While there’s no set deadline, Major League Soccer (MLS) Commissioner Don Garber said he hopes the top US soccer league will ink a deal with the city sometime this year for a 25,000 seat arena in Flushing Meadows-Corona Park.

Garber, speaking at a Q&A with reporters after his opening season address, said he wasn’t putting a time period on when the league would exploring markets outside of New York, but if talks carried on for several years, the league would start looking elsewhere.

“If we’re not able to be successful,” he said, “we’ll throw our hands up and say time for shifting emphasis. I will say it will be far sooner than three years before we throw our hands up. We’ve been working on this for a couple of years; we’re hoping to be able to get something finalized this year. If we’re not able to do that, we’ll probably take a step back and figure out whether or not there’s another market we want to move in.”

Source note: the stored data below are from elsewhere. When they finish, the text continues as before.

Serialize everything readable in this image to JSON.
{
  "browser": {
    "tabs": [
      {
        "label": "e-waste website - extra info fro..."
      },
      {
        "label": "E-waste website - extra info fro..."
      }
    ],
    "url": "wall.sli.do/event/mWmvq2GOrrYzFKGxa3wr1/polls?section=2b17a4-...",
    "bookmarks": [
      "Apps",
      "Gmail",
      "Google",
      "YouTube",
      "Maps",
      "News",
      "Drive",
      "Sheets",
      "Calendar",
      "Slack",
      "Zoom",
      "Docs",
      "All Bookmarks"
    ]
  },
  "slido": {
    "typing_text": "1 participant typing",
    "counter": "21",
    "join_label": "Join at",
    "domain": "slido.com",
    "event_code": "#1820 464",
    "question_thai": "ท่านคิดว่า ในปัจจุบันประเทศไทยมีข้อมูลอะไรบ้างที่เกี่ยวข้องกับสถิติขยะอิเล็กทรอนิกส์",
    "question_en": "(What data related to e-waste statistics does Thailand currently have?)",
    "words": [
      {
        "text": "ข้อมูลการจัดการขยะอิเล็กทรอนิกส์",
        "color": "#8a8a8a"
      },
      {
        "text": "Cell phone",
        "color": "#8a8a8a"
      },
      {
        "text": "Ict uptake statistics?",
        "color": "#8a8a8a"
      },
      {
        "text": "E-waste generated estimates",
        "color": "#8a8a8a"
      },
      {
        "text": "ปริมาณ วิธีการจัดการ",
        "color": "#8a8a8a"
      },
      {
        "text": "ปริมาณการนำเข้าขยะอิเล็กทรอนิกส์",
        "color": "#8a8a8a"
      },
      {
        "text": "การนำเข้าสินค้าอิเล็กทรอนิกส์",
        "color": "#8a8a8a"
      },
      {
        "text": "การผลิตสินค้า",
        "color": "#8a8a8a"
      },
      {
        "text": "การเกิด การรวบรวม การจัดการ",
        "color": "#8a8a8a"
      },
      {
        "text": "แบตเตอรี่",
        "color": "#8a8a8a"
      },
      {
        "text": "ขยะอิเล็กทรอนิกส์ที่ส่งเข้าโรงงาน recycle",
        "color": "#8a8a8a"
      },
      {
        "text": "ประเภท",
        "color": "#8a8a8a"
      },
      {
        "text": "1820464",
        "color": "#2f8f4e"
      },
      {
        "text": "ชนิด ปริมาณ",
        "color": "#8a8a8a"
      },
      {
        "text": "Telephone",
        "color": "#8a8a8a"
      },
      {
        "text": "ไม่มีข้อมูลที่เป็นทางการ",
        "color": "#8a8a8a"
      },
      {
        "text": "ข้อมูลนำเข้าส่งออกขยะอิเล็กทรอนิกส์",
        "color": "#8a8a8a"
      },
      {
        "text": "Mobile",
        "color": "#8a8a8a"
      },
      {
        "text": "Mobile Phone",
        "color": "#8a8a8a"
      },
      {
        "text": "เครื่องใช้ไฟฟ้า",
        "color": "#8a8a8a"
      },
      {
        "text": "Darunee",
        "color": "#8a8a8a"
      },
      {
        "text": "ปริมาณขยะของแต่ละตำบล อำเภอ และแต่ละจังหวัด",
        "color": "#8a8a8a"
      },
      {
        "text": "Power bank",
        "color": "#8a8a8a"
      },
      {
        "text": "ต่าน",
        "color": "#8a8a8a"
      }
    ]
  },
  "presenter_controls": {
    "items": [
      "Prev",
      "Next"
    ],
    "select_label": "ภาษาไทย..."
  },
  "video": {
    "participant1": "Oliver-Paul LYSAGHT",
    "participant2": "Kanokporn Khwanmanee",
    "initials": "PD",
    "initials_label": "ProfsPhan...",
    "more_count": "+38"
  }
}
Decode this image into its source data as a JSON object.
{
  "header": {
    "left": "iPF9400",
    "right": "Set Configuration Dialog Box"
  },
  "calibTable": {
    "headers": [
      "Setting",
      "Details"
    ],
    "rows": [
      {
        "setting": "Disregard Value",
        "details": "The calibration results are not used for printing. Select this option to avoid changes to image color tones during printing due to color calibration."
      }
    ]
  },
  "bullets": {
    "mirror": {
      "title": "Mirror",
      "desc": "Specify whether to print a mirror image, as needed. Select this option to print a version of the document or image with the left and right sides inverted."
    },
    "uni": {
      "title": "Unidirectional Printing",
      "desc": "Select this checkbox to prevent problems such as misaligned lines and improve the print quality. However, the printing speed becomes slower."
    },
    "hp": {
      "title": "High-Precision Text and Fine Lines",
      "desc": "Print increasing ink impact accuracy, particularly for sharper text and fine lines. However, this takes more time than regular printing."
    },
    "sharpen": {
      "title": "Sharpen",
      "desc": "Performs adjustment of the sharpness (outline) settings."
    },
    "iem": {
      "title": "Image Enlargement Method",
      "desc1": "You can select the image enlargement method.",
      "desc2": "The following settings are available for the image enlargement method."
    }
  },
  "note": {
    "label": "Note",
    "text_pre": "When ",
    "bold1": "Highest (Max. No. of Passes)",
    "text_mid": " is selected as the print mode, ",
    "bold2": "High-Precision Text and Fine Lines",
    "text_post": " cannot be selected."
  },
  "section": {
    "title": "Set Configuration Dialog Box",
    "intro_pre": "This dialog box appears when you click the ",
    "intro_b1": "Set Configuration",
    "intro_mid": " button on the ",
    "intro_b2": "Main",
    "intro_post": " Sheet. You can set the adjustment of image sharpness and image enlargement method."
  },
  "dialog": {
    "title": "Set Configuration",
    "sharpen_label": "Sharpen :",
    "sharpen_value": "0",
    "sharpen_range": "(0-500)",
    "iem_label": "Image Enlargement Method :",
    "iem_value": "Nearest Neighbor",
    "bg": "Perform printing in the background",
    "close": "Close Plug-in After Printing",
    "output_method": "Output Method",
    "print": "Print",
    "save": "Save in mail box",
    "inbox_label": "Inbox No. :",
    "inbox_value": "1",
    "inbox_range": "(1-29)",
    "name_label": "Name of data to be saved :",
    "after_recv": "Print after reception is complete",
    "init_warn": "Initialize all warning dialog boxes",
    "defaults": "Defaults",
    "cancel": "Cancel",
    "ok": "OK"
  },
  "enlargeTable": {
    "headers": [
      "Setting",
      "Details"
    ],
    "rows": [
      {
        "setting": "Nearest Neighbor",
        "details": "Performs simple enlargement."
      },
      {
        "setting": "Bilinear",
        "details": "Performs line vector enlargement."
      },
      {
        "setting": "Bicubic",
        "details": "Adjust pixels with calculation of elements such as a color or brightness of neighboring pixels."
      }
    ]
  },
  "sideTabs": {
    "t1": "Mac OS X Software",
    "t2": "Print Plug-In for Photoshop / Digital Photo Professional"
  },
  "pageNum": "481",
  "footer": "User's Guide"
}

During his remarks, however, Garber said MLS had strong talks with officials at the city and state level and is continuing to hammer out the details of the project, which he once projected to be up and running for the 2016 MLS season.

“Expansion, particularly here in New York City, remains a big priority for us,” he said. “We continue to work hard to have our twentieth team play here in New York, in a new stadium, hopefully in Flushing Meadows Corona park…we do remain in very productive discussions with the City of New York, with the State of New York, lots of local officials who are very, very engaged with, regarding that project. We still have a lot of work to do but we are making progress.”

The commissioner said in October that he hoped for an agreement with the city within a month, but nothing came of it. Since then, the league has held several meetings with the communities surrounding the park, including a Town Hall style meeting in December that was criticized for mostly having league supporters.

Opposition to the proposed project, which could take up to 13 acres of parkland away, has been harsh and growing in numbers by people who want to protect the park from privatization.